As imagens teriam sido "preservadas em arquivo no Muralha Digital", mas não vão ser disponibilizadas nem para os vereadores de Curitiba.
A informação está em um ofício da Superintendência da Guarda Municipal de Curitiba em resposta a um pedido de informação da vereadora Giorgia Prates (PT). A falta de acesso às imagens - parte importante da investigação a respeito da ação da PM e da Guarda - é, na realidade, culpa da própria Câmara.
Isso porque a Guarda Municipal justifica a falta de disponibilização das imagens com base no artigo 8 da Lei 15.405/2019 aprovada na própria Câmara. O texto prevê a disponibilização só por "autorização legal pertinente". Ou seja, só se o caso for à Justiça e esta determinar a liberação das imagens.
A outra hipótese é a autorização pelo Comitê Gestor, que é composto por integrantes do governo municipal, mas nenhum representante nem do Ministério Público Estadual, nem da Câmara Municipal nem de representantes da sociedade civil.
Por causa da lei que a Câmara analisou e aprovou, cabe a própria Guarda analisar as imagens que poderiam revelar má conduta de seus integrantes e decidir pela liberação delas, um óbvio conflito de interesse.

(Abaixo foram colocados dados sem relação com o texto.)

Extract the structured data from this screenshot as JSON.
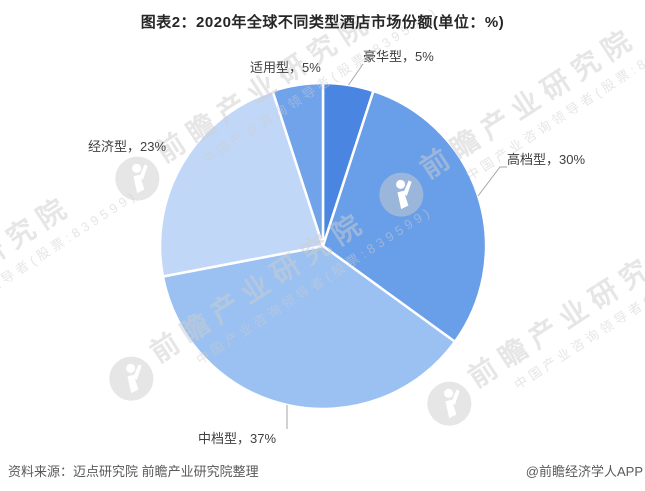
{
  "title": "图表2：2020年全球不同类型酒店市场份额(单位：%)",
  "source_note": "资料来源：迈点研究院 前瞻产业研究院整理",
  "credit": "@前瞻经济学人APP",
  "watermark": {
    "logo_icon": "qianzhan-logo-icon",
    "main_text": "前瞻产业研究院",
    "sub_text": "中国产业咨询领导者(股票:839599)"
  },
  "chart_data": {
    "type": "pie",
    "title": "图表2：2020年全球不同类型酒店市场份额(单位：%)",
    "unit": "%",
    "categories": [
      "豪华型",
      "高档型",
      "中档型",
      "经济型",
      "适用型"
    ],
    "values": [
      5,
      30,
      37,
      23,
      5
    ],
    "colors": [
      "#4a86e1",
      "#699ee9",
      "#9ac1f2",
      "#c1d7f8",
      "#71a3eb"
    ],
    "data_labels": [
      "豪华型，5%",
      "高档型，30%",
      "中档型，37%",
      "经济型，23%",
      "适用型，5%"
    ],
    "start_angle_deg": 0,
    "direction": "clockwise",
    "legend": "none",
    "label_style": "outside, category name + percent"
  }
}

Na noite do dia 2 de março e madrugada do dia 3, a Polícia Militar e a Guarda Municipal dispersou o público que comemorava a vitória brasileira no Oscar com tiros de bala de borracha e bombas de efeito moral. Em nota, a Guarda Municipal justificou a ação com base em uma denúncia de vandalismo que teria sido denunciada durante a festa.
A festa no Cine Passeio foi organizada pela instituição, que é referência em cinema em Curitiba e é parte do governo municipal, e reuniu cerca de cinco mil pessoas. Além da reação violenta, a polícia e a guarda prenderam duas pessoas.